"oha, bu çocuk seviyo seni baya." dedi seungmin telefondan mesajları okurken.
"tanımıyoruz çocuğu minnie. ya sapıksa." dedi changbin seungmin'in saçını karıştırıp.
"şu mala ilk defa katılıyorum huncinim. ya katilse, ya seninle oynuyorsa." dedi felix elindeki poğaçayı ağzına sokup.
"neyse, kapatın şu çocuğun konusunu. kalkın bahçeye çıkalım. siz voleybol oynarsınız bende bir şeyler çizerim." dedi hyunjin.
seungmin ayağa kalkıp hyunjin'in sandalyesini ittirip bahçeye çıkarttı. diğerleri de peşinden çıktığında çoktan birkaç kişinin oynadığını görmüşlerdi. seungmin hyunjin'i çok uzak olmayan gölge bir yere bırakıp oyuna gitmişti.
hyunjin arkadaşlarına gülümseyip çantasından eskiz defterini çıkardı.
ne çizmek istediğini düşünürken ayağının ucuna gelen topla duraksadı.
"hey, sarışın topu at." diye bağırdı mavi saçlı çocuk. onun yanındaki daha kısa olan çocuk kafasına bir tane vurup eliyle bacağını göstermişti. hyunjin takmamaya çalışsa da yüzü minicik düşmüştü. mavili olan kafasını sallayıp koşa koşa hyunjin'in yanına gitti.
"ah pardon. fark etmedim." dedi eğilip topu alırken.
"sorun değil. üzgünüm." dedi hyunjin gülümseyip.
"üzgün olmana gerek yok. asıl ben arkadaşım adına özür dilerim. bu arada ben jeongin." dedi mavi saçlı çocuk elini uzatıp. hyunjin onun eline büyülenmiş gibi bakıp kendi elini uzattı. "h-hyunjin." lanet, niye kekelemişti ki.
jeongin ona gülümseyip topu alarak gitmişti. hyunjin ise çocuğun arkasından bakarken neyi çizeceğini bulmuştu.
▪
"pişt, sen hayırdır jeonginle." dedi felix hyunjin'i arkadan ittirip sınıfa giderken.
"yok bir şey. top geldi ayağımın dibine. onu aldı gitti."

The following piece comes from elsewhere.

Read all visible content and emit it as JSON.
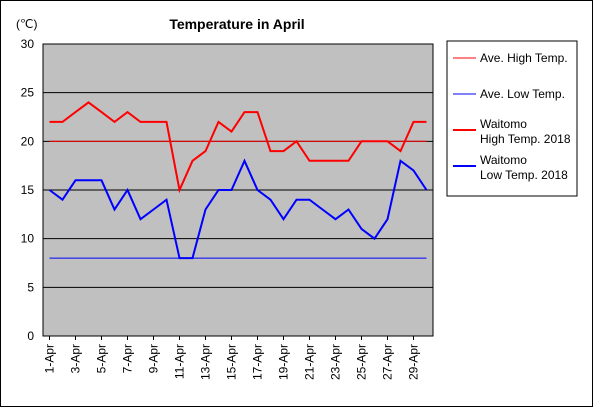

"yok yok, gülümsüyordun sen baya. çizmişsindir kesin birde." dedi felix sırıtırken.
"ya sussana sen. ben sana diyor muyum chan'la hayırdır diye."
"diyemezsin abicim çünkü hiçbir şey yok aramızda." dedi felix. yüzündeki gülümseme gitmişti somurtmaya başlamıştı.
"aynen aynen. o yüzden sürekli sırana ingilizce notlar ve favori çikolatanı bırakıp duruyor."
"gerizekalı ben mi istiyorum koysun."
"ondan gülümsüyorsun. atmıyorsun notları." dedi hyunjin sırıtıp.
"iyi gidiyor hoşuma. sus artık." dedi felix sonunda sınıfa girdiklerinde.
sıralarının başında dikilen sabah gordugu biri kısa biri de ondan bi tık uzun çocukla kaşları çatıldı.
"meerhaba?" dedi felix sorar gibi.
"ah, selam. sen felix olmasın."
"evet." dedi felix hyunjin'i sırasına yerleştirip.
"ben jisung. ve o da minho. chan'ın arkadaşlarıyız." dedi jisung hızlı hızlı konuşarak.
"aslında şey, chan seninle buluşmak istiyor. ama aptal olduğu için kendi gelemedi. onunla saat 8'de büyük saatin ordaki parkta buluşur musun?"